The Nuances of Desire
January 25, 2017
Becoming a Diaspora Dialogues mentee and working with Shani Mootoo is a dream come true. In my creative writing training so far, I have often found myself stranded in classes and spaces that privileged white and straight perspectives. This is a time when I feel like I can write without constantly censoring myself.
The manageable scale of a short story is what drew me to write in that form to be honest. In terms of my writing process, I fill a notebook a month for now and then I harvest the cherries on a regular basis for interesting and workable starts.
The stories that I’m currently writing try to make sense of impossible desires that straddle chasms of gender, generation, race and class to find intimacy in an absence of shared language. They explore hopeful beginnings, ghostly endings, and stubborn attachments that often fail in the face of what is inherited.
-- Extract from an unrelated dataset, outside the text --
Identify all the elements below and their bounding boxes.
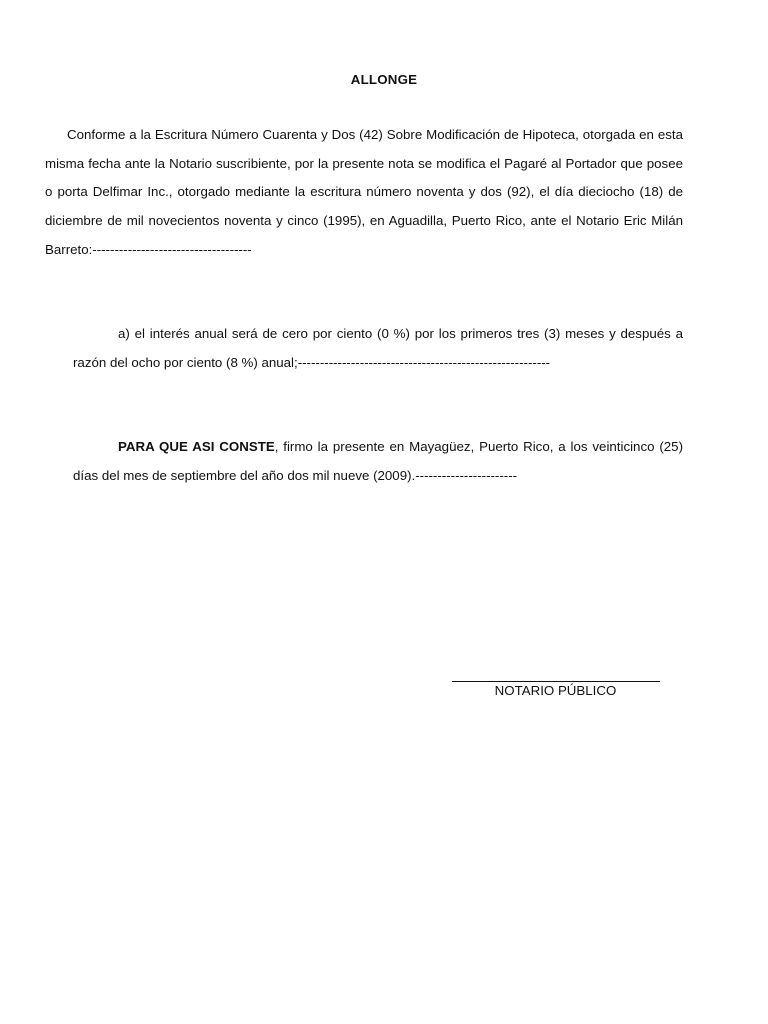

They stay loyal to cores that are constantly dissected and shaken up by an oppressive world. The light that they shed, on family, friendship and unruly love, is at once brutal and tender, irreverent and dark. The stories that I’m trying to write carve out spaces and imprint themselves onto landscapes and architectures that were not constructed with queer and trans of colour bodies in mind. They forage through the dirt in search of treasures to keep and share.
If I could choose anyone to write my story it would be the young Hanif Kureishi. Kai Cheng Thom!
In an ideal world, we would all do that thing called art. We would do other things, too: organize, care, nourish ourselves and others… Chances are, we are already doing all these things, but are not being recognized as writers and other artists because the mould of bodies and identities that are validated as such is just so narrow.
When I became a full-time academic, books morphed from my best friend into a chore. I stopped reading and writing creatively altogether. Ten years from now, I will have found ways to integrate creative writing into my everyday. Since I teach in a Faculty that has a community art practice focus, there is a real possibility that I will transform my day job into a site of creativity. And who knows, I might have a collection of short fiction or two out as well.